The Fusion of Two Stars Resulted in a Blue Supergiant, Marking an Iconic Supernova

A supernova in a nearby galaxy may have originated from an explosion of a blue supergiant formed by the merger of two stars, simulations by RIKEN astrophysicists suggest. The asymmetric nature of this explosion may provide hints for where to look for the elusive neutron star birthed in this stellar cataclysm.

A core-collapse supernova occurs when the core of a massive star can no longer withstand its own gravity. The core collapses in on itself, triggering a violent explosion that blasts away the star’s outer layers, leaving behind a neutron star or black hole.

In 1987, astronomers saw a star explode in the Large Magellanic Cloud, one of our galaxy’s closest neighbors. Since then, scientists have intensively studied the aftermath of this supernova, known as SN 1987A, to understand the nature of the progenitor star and its fate.

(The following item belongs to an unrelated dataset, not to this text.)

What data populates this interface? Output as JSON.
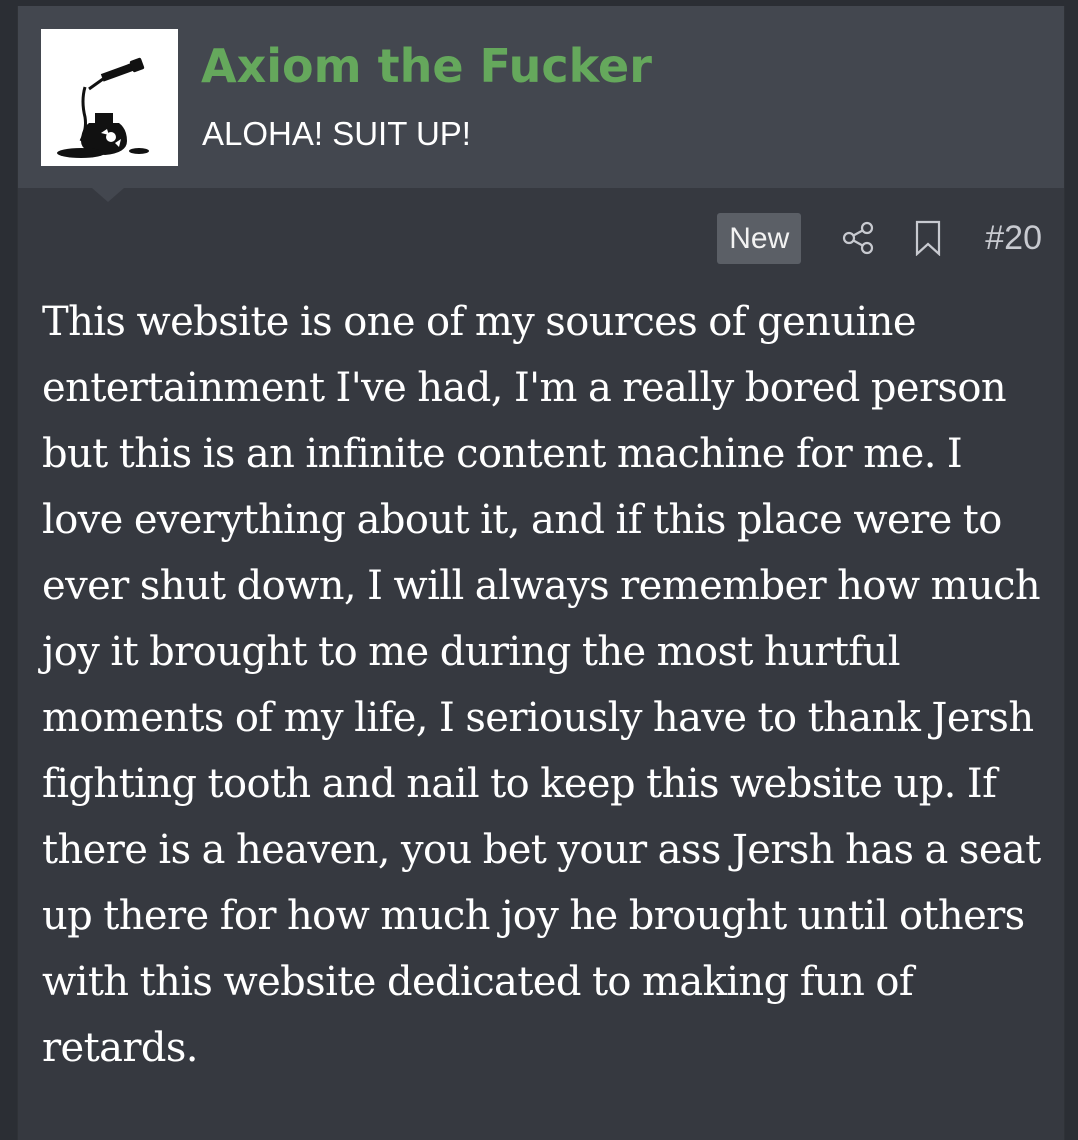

The progenitor of this type of supernova is usually a red supergiant, but observations have shown that SN 1987A was caused by a compact blue supergiant. “It has been a mystery why the progenitor star was a blue supergiant,” says Masaomi Ono at the RIKEN Astrophysical Big Bang Laboratory.

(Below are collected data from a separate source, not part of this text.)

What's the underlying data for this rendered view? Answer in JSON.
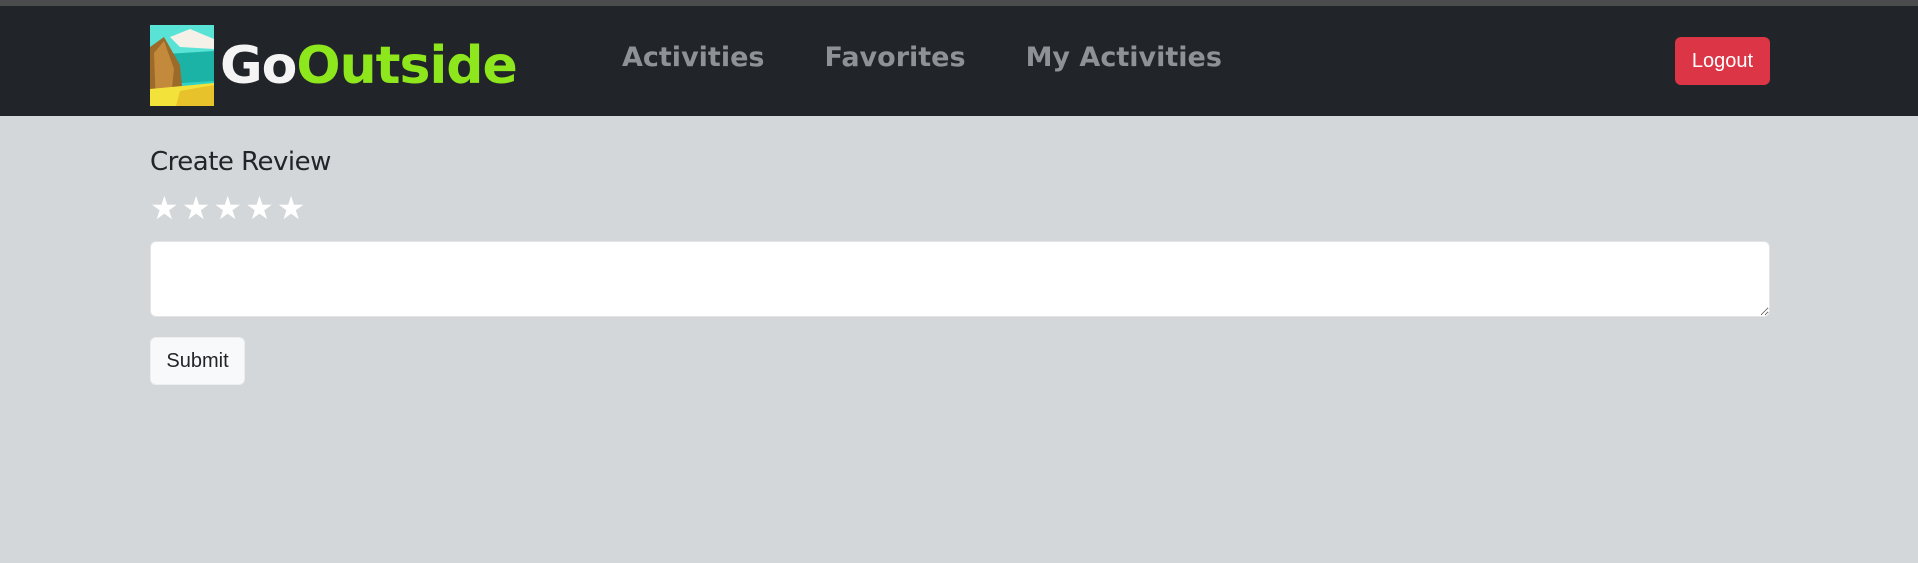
{
  "header": {
    "logo": {
      "text_go": "Go",
      "text_outside": "Outside",
      "icon": "mountain-landscape-icon"
    },
    "nav": [
      {
        "label": "Activities"
      },
      {
        "label": "Favorites"
      },
      {
        "label": "My Activities"
      }
    ],
    "logout_label": "Logout"
  },
  "review": {
    "title": "Create Review",
    "rating": {
      "max": 5,
      "value": 0,
      "icon": "star-icon"
    },
    "textarea_value": "",
    "submit_label": "Submit"
  },
  "colors": {
    "navbar_bg": "#212529",
    "page_bg": "#d3d7d9",
    "brand_green": "#8ee61d",
    "logout_red": "#dc3545"
  }
}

Meanwhile, X-ray and gamma-ray observations of SN 1987A have revealed clumps of radioactive nickel in the ejected matter. This nickel was formed in the star’s core during its collapse, and is now hurtling away from the star at speeds of more than 4,000 kilometers per second. Previous simulations of the supernova had been unable to fully explain how this nickel could escape so rapidly.

Ono and co-workers simulated asymmetric core-collapse supernova explosions of four progenitor stars and compared them with observations of SN 1987A. The closest match involved a blue supergiant progenitor formed by a merger between two stars: a red supergiant and a main-sequence star. During the merger, the larger star would have stripped matter from its smaller companion, which spiraled inward until it was completely absorbed, forming a rapidly rotating blue supergiant.

This is the first time that a binary-merger scenario has been tested for the nickel clumping of this supernova, Ono says. The simulation accurately reproduced the speeding clumps of nickel along with two jets of ejecta.

The simulation may also help to find the neutron star that formed during the supernova, which has not been located despite 30 years of searching. In an aspherical explosion, the neutron star could have been kicked in the opposite direction to the bulk of the ejecta, and Ono’s team suggests that astronomers should look for it in the northern part of the inner region of ejected material.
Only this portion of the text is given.